La ministre du Travail, Elisabeth Borne, va rencontrer la semaine prochaine les secteurs dans lesquels le télétravail s’est particulièrement relâché : la banque et les assurances, la communication, l’informatique, les activités immobilières et juridiques. Elle demande au patronat et aux syndicats de mobiliser leurs troupes.

Lors du point presse du Premier ministre, jeudi soir , la ministre du travail a encore fait monter la pression sur le télétravail. «Chaque jour compte ! », a-t-elle insisté. Selon une étude récente menée par le professeur Arnaud Fontanet, « le risque de contamination est diminué de 20 % pour les personnes qui sont en télétravail partiel et de 30 % pour celles qui sont à temps complet », a souligné Elisabeth Borne, affirmant que « près d’un tiers des actifs en France peuvent télétravailler facilement et donc participer à la lutte contre le virus en télétravaillant ».

Mauvais élèves

Aux entreprises, elle a fixé deux priorités : « réduire la part des salariés qui ne télétravaillent pas du tout » et que les salariés qui télétravaillent déjà le fassent « au moins un jour » de plus. Elle a en outre montré du doigt les mauvais élèves.

La ministre a regretté « un relâchement plus prononcé du télétravail dans certains secteurs, notamment la banque et l’assurance, la communication, l’informatique, les activités immobilières et juridiques » et elle annoncé qu’elle réunira « les branches concernées en début de semaine prochaine ».

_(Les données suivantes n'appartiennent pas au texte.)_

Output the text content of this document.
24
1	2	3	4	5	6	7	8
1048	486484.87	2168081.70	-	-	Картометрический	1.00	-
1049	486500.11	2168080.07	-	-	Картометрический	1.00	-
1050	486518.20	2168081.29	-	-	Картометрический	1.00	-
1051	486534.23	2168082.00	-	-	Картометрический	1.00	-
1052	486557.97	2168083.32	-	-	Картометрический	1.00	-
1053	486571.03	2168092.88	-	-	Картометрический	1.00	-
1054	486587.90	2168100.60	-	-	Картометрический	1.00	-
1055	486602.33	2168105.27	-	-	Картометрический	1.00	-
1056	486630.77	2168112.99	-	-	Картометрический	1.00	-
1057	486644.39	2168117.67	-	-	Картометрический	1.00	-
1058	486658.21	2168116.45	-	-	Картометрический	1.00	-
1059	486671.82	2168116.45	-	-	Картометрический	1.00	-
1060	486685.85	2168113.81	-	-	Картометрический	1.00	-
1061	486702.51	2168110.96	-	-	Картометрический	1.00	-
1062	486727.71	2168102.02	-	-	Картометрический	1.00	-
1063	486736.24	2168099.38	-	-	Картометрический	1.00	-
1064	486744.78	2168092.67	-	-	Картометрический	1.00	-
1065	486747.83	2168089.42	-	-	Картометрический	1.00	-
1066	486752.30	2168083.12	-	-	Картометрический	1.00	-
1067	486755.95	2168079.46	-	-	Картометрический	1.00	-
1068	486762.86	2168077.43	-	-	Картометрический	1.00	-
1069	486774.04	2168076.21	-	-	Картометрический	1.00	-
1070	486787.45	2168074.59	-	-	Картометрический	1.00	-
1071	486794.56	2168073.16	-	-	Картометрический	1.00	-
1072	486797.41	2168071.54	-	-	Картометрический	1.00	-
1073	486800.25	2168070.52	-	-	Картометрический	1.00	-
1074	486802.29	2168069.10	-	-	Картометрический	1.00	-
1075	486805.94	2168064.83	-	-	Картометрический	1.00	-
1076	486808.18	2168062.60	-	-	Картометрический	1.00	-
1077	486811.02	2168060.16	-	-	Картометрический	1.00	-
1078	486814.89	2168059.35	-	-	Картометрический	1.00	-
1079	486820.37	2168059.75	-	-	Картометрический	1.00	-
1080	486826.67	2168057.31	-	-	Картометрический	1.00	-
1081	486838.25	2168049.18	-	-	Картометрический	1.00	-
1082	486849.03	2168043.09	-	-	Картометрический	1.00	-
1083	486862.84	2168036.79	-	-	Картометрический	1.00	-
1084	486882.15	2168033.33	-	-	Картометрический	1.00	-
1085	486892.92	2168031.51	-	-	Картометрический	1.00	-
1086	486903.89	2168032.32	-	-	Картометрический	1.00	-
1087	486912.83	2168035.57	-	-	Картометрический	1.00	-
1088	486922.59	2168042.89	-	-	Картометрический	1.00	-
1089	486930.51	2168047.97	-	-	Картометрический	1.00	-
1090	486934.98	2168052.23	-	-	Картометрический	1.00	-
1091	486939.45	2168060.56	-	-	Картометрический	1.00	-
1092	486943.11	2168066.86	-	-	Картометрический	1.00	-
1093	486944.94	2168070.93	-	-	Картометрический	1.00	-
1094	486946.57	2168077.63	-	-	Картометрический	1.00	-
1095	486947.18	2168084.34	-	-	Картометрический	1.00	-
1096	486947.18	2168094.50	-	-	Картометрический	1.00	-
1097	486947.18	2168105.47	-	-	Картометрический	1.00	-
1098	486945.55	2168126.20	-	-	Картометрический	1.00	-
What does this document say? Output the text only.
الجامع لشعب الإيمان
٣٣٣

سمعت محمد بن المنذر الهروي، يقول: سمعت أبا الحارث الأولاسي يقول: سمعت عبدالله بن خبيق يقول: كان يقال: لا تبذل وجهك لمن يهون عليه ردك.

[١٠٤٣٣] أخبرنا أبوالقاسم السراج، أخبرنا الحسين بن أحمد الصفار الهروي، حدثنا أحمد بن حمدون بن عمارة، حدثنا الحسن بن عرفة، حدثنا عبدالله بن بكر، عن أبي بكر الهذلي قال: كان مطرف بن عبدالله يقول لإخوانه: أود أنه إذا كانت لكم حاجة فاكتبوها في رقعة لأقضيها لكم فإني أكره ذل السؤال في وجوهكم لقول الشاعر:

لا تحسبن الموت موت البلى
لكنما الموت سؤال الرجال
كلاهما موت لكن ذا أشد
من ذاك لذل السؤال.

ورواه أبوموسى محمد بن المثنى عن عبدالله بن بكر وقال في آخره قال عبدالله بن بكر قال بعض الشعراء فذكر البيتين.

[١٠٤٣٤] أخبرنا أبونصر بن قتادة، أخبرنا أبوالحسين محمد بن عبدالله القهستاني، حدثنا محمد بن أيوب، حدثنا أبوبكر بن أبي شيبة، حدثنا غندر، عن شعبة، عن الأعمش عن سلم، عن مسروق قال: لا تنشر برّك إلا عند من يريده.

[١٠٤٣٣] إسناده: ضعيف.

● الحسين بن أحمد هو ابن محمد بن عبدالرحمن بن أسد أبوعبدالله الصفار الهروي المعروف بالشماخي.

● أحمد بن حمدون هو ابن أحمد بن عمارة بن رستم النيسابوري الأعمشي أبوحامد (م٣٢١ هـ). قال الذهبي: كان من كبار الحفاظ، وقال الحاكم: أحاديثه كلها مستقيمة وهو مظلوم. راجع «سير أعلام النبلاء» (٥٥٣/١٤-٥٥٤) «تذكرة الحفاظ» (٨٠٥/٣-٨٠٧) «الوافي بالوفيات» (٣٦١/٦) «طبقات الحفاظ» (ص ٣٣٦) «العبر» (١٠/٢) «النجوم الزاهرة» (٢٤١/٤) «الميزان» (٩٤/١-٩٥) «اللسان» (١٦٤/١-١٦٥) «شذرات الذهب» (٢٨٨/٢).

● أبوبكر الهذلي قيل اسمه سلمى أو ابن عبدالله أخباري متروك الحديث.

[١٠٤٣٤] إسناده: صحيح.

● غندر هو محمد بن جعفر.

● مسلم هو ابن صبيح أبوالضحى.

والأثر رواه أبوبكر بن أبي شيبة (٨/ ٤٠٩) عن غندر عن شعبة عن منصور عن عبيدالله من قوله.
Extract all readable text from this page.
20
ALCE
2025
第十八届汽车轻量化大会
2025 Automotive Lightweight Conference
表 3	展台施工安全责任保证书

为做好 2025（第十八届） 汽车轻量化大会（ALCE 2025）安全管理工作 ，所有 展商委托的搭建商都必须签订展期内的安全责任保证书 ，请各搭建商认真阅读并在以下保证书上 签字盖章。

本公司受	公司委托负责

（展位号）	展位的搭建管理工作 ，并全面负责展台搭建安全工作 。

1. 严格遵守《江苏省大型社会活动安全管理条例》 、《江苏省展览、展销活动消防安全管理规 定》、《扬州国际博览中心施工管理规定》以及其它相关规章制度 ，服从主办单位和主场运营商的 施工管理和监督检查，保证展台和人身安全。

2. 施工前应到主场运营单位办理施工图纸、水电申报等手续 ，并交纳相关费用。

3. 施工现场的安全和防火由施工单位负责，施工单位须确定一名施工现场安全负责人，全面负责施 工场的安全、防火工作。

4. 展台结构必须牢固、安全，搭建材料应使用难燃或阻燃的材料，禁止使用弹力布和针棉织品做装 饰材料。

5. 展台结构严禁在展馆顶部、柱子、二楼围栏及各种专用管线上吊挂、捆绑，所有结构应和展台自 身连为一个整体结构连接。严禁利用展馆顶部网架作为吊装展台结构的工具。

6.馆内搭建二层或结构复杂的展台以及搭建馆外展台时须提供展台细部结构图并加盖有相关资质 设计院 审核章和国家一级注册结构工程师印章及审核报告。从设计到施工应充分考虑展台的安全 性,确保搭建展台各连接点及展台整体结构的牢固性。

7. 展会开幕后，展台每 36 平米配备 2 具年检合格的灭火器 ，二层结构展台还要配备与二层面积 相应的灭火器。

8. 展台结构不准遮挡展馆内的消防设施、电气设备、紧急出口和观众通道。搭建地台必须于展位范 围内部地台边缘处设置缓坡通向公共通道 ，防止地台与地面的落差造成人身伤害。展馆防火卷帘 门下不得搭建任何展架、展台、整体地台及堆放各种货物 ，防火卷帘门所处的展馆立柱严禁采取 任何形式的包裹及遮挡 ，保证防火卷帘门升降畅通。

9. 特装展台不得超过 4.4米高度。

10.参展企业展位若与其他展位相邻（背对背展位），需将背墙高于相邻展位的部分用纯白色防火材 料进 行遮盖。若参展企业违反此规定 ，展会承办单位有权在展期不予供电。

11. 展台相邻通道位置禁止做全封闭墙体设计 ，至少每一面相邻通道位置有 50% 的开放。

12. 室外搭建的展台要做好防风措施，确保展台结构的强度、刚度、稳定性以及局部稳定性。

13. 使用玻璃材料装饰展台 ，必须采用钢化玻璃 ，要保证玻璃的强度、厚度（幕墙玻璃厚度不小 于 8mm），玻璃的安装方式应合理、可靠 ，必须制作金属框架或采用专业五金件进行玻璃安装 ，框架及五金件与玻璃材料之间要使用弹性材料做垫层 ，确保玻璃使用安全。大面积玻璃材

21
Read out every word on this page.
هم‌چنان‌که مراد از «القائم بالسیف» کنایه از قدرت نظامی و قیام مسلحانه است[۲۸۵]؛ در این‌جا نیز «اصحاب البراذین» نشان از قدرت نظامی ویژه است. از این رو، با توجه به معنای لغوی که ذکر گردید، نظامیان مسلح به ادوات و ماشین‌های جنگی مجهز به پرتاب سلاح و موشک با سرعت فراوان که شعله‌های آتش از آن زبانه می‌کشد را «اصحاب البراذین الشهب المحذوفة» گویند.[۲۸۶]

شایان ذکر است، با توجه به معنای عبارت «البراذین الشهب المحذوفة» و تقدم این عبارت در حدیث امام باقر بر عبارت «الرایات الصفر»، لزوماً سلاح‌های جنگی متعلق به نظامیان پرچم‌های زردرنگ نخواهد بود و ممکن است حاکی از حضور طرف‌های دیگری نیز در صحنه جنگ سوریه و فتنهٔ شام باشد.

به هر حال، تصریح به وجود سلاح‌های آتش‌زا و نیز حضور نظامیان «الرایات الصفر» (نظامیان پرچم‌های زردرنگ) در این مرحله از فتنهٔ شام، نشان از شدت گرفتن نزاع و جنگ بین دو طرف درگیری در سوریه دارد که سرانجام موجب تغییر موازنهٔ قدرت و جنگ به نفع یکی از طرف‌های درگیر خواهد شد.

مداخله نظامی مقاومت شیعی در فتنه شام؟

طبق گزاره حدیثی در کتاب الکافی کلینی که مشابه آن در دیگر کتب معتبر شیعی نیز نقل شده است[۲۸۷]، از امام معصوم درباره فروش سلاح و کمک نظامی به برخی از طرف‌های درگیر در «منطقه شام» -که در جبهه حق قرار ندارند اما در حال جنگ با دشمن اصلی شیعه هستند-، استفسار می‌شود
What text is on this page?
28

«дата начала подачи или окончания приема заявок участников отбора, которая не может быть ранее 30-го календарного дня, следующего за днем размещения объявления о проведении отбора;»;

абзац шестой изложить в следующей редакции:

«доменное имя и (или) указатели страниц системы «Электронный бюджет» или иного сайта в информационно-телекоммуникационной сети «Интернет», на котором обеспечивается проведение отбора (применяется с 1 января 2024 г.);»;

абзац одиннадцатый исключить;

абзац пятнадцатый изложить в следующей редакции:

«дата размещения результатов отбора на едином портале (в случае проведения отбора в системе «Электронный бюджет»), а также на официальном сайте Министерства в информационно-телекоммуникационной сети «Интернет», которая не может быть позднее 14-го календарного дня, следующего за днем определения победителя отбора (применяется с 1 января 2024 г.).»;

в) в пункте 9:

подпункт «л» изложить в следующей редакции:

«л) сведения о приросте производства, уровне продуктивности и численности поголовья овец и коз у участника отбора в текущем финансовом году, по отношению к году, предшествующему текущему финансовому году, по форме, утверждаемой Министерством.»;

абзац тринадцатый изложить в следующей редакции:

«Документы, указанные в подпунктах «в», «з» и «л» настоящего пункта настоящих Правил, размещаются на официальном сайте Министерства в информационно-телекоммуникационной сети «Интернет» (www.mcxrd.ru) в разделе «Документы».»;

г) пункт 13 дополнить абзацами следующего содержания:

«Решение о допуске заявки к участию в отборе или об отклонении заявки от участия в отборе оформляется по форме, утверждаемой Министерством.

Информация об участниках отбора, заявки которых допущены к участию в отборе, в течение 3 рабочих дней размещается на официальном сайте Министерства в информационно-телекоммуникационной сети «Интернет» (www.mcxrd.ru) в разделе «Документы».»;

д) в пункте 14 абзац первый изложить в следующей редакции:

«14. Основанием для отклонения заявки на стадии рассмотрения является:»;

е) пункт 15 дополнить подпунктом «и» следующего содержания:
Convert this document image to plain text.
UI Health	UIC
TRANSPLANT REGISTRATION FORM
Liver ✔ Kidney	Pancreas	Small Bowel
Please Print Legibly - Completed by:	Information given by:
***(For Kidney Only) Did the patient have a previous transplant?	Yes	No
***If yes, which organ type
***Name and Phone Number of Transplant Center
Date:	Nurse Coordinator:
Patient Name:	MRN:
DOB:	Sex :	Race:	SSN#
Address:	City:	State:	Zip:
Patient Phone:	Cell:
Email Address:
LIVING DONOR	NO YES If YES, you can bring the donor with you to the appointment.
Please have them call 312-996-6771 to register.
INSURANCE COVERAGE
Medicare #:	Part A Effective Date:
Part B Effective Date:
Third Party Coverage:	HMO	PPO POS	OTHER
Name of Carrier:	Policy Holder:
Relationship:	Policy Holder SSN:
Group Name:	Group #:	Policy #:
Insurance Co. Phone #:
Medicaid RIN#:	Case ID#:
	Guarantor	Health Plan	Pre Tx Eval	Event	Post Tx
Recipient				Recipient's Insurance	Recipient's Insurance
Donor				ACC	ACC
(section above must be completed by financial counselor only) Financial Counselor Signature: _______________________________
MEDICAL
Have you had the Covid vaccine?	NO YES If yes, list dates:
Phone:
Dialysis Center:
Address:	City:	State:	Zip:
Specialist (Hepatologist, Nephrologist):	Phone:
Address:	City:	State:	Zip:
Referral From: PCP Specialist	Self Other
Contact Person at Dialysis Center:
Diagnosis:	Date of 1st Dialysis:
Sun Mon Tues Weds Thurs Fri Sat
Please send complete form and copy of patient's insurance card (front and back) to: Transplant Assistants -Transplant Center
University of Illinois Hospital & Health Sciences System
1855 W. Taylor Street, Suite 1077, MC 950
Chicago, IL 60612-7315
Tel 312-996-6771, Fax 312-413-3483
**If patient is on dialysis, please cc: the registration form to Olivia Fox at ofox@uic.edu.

Elisabeth Borne a également évoqué le courrier qu’elle a adressé aux numéros Un patronaux et syndicaux mercredi soir. « Je compte sur vous pour veiller à ce que les instances de dialogue social se réunissent sans délai au sein des entreprises pour définir les modalités selon lesquelles la mise en oeuvre du télétravail doit être renforcée », a écrit la ministre, qui avait réuni les partenaires sociaux en visioconférence lundi sur le sujet. «Le Premier ministre et le Président de la République ont fait le choix […] de ne pas instaurer à ce stade un nouveau confinement », mais pour « contribuer à l’éviter », il y a nécessité de « renforcer l’effectivité des règles sur le télétravail fixées dans le protocole national », a insisté auprès des partenaires sociaux la locataire de l’Hôtel du Chatelet qui ne peut miser sur des moyens coercitifs.

Pas de moyens coercitifs

Le protocole sanitaire en entreprise est un ensemble de recommandations et non d’obligations, ce que ne manquent pas de souligner en off certains responsables patronaux. La ministre du Travail a adressé une instruction à ses services déconcentrés pour mettre un coup de pression sur les employeurs. Cependant, comme le reconnaît un acteur de terrain, « la verbalisation sur ces sujets n’est pas facile : on doit d’abord faire une analyse précise des risques encourus, alerter d’abord l’employeur puis, si on estime que les salariés sont en danger, on peut faire une mise en demeure ».

Le gouvernement mise donc particulièrement sur les élus du personnel pour relayer le message. Le Comité social et économique (CSE) « peut parfaitement mettre à l’ordre du jour la question des risques de contamination par la Covid auxquels sont exposés les salariés, et partant le télétravail », explique un expert des questions de santé et de sécurité au travail auprès des institutions représentatives du personnel, qui souligne cependant l’existence, aussi, de risques psychiques liés à l’isolement à prendre en compte.

« Le CSE doit également être consulté pour tout changement dans l’organisation du travail », note un syndicaliste. Mais « au final, la décision appartient à la direction de l’entreprise qui n’a aucune obligation de suivre l’avis du CSE », ajoute-t-il. S’il n’y aura pas de contrôle systématique de l’Inspection du travail qui n’en a pas les moyens, les représentants du personnel devraient en tout cas rencontrer une écoute particulière auprès d’elle dans la période en cas d’employeur récalcitrant.